Here's my freebie to all you aspiring writers out there: would have, could have, should have, suddenly. If you need someone to proofread for you, just let me know. Just keep in mind that I will make you cry.


stargazer said...

Yep, it's another "episode" :-)

Hannah said...

Ah, another pedant who cares that others massacre the beautiful English language. Sadly, we're a dying breed.

sam said...

Thanks for the warning, Wontar. But I don't believe the bit about making people cry. ;)

Wontar said...

Stargazer (aka Mrs.) - Yep! One of my favorites! It's the one where Timmy falls down the well!

Hannah - When I'm old and grey I'll be sitting on my front porch, yelling at kids and telling them to conjugate. That's my dream, anyway.

Sam - Oh, I've done it more than once. The sound of the printer on my desk at work made some curse, and others weep. More of the former than the latter, though.

Transoptics said...

Hy Their !

Eye wuz wounderin' ifin ewe koulde help me withe an centense eye wuz woikin' on?

Eye will cend it inunder anothur eeee-male four ewe too looke at.

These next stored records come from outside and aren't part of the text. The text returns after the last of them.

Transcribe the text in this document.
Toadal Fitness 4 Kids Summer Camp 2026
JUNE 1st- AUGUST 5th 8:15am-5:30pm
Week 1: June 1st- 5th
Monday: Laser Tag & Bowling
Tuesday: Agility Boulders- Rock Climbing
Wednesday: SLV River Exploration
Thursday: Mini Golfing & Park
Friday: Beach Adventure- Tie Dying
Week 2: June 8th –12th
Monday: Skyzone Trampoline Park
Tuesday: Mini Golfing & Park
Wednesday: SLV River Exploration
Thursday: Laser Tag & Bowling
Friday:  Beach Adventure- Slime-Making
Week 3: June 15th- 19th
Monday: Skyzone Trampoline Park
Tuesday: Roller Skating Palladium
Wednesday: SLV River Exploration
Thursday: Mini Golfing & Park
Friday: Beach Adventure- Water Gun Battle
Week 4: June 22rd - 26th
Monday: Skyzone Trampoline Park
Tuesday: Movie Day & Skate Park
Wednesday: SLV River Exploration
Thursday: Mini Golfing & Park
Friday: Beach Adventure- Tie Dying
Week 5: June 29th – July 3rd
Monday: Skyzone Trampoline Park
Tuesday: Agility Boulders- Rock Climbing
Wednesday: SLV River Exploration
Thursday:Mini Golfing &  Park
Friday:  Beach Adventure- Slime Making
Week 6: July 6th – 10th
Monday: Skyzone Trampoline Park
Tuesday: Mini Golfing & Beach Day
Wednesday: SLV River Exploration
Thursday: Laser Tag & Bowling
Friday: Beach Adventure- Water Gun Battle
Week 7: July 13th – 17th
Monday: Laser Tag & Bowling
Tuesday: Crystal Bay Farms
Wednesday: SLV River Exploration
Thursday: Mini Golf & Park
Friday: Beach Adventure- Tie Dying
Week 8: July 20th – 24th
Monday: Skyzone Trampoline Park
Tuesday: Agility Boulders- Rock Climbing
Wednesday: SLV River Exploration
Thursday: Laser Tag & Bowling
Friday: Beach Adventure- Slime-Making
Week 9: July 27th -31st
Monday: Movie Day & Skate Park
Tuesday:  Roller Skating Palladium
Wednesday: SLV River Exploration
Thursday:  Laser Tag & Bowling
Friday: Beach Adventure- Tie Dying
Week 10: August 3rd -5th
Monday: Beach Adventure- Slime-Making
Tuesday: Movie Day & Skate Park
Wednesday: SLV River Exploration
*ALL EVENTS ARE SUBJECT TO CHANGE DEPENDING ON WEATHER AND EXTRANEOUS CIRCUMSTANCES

Eye will wate fore you're inputt.

In the meanthyme, eye willbe
injoyin' the whether, witch is quiet warme.

Buy four noow.

Wontar said...

Transoptics (aka Dad) - See, if people ever wonder why I'm such a smartass here's the reason. It's genetic.

Tarragon said...

I find sloppy spelling and bad grammar a complete turn off. I'm a member of an online dating site and I don't even consider contacts who can't be bothered to spell check their profiles.